The Bad: We would prefer to see statistics from the current round during play. It would also be nice to be able to track sand and penalty strokes (not that we ever have those!).
- Shot Tracking. Users can easily mark their shots to measure distances.
- Scores and Statistics. Users can now track score, putts and fairways hit. There is no option to record penalties or sand shots, two other statistics options found on a number of other devices. There are indicators that those may be in the works, since ClubSG (the online software to which users must sync their scores and statistics) allows you to display penalty strokes and bunker shots on your statistics graphs…even though the SGX doesn’t yet allow you to enter them. Users can also see their fairways hit and GIR, along with scoring and putting averages.
After entering the score for the hole, players see a round summary that displays where they stand relative to par, total score and total putts.
Users can only view their score on the SGX. In order to view statistics, users need to sync their SGX with their CaddieSync software, which then will update their (free) “ClubSG” account online. ClubSG aggregates scores and key stats, and lets users share information and connect with other players. The SGX can only store up to 10 rounds before the user must sync with the computer to offload the scores and statistics data. This limitation is a bit odd, in our view, particularly in this day and age of inexpensive memory.
- Auto-Advance. Users can choose between automatic or manual advancing between holes.

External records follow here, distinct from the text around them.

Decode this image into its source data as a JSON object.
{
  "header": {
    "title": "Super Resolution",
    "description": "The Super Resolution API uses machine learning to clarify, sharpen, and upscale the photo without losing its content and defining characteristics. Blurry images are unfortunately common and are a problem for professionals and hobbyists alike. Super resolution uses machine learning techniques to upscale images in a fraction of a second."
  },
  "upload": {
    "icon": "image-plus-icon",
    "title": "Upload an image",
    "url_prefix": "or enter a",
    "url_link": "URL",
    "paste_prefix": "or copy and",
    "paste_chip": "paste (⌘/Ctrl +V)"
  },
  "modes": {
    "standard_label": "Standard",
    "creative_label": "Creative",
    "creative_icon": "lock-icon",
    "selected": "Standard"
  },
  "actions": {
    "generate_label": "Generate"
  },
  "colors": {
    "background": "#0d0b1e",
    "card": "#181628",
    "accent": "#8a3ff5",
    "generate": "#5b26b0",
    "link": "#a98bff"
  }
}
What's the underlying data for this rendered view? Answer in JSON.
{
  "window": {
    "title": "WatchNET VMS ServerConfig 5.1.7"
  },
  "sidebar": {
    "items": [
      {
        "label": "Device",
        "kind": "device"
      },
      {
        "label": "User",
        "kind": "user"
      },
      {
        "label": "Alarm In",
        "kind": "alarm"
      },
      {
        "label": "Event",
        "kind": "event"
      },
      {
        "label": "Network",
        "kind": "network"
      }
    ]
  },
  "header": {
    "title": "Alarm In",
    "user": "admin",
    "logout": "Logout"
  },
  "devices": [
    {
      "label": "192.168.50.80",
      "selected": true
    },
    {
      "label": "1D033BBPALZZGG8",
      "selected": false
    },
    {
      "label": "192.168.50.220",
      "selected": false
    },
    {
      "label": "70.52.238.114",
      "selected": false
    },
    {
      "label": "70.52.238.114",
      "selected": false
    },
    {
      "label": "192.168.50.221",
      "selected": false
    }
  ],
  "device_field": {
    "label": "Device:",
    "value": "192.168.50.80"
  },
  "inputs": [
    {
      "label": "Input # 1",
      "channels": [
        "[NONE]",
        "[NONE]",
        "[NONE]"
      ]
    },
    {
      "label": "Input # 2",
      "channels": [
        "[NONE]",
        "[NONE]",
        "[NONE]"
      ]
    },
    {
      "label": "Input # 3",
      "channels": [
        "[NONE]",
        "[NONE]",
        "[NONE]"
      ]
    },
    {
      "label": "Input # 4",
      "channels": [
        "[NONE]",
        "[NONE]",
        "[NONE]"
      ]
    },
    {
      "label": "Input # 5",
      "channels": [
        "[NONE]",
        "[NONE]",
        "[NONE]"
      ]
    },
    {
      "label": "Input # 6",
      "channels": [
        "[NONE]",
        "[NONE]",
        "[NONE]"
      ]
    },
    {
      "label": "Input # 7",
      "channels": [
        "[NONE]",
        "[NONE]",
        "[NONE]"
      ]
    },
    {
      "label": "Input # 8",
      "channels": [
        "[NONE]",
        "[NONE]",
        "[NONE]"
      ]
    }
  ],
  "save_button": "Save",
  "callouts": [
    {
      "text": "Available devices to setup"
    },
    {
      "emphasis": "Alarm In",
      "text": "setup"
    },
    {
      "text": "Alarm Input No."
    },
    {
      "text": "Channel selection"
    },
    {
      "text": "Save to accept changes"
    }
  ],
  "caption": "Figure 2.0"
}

- Preferences. The SkyCaddie provides a wealth of user settings for the SGX, including whether to show targets first, whether the front or the center of the green is the green reference distance, the distance at which the device will automatically switch to the green view, the distance at which the device will no longer show a target, power save functions (auto power off and backlight) and which views to display.
For more details, check out the Critical Golf comparison of golf GPS device features.
Device Accuracy: We experienced no distance accuracy issues in our test of device accuracy, with all distances within the acceptable range of plus or minus 4 yards.
Mapping Accuracy: We tested the SkyCaddie SGX on a variety of courses and had limited problems with the accuracy of the course mapping. As distance readings are available at any distance from a target or the green, we were able to develop confidence in the SkyCaddie SGX’s accuracy. We did find some key targets missing from holes, such as bunkering (added approximately a year ago), and trees in fairways that are in play (that are decades old). SkyCaddie’s advertising emphasizes that they work with local golf course professionals to be notified when a layout has changed, and that they physically walk each course to create the mapping, so it’s difficult to overlook these errors, especially given the steep annual subscription fee for access to the course database.
Retail Price: With the release of the SkyCaddie SGXw, the SkyCaddie SGX now retails for $349.95, in the upper half for golf GPS devices tested.
Fees for Access to Course Database: SkyCaddie owners must choose one of three membership plans to access the course database, which are priced at $29.95/year for unlimited courses in one state, $49.95/year for unlimited courses in the United States, and $59.95/year for unlimited courses worldwide.
Three-Year Total Cost of Ownership: At $499.80, the SkyCaddie SGX falls at the upper end in our test of the three-year total golf GPS cost, which makes assumptions on the number of new courses a user will want to access each year.
Value: While the SkyCaddie SGX incorporates some features which users will find appealing, the lack of polish in the interface, no touchscreen ability, the poor course coverage, and buggy desktop software make this device difficult to wholeheartedly recommend at a cost of approximately $500 for 3 years.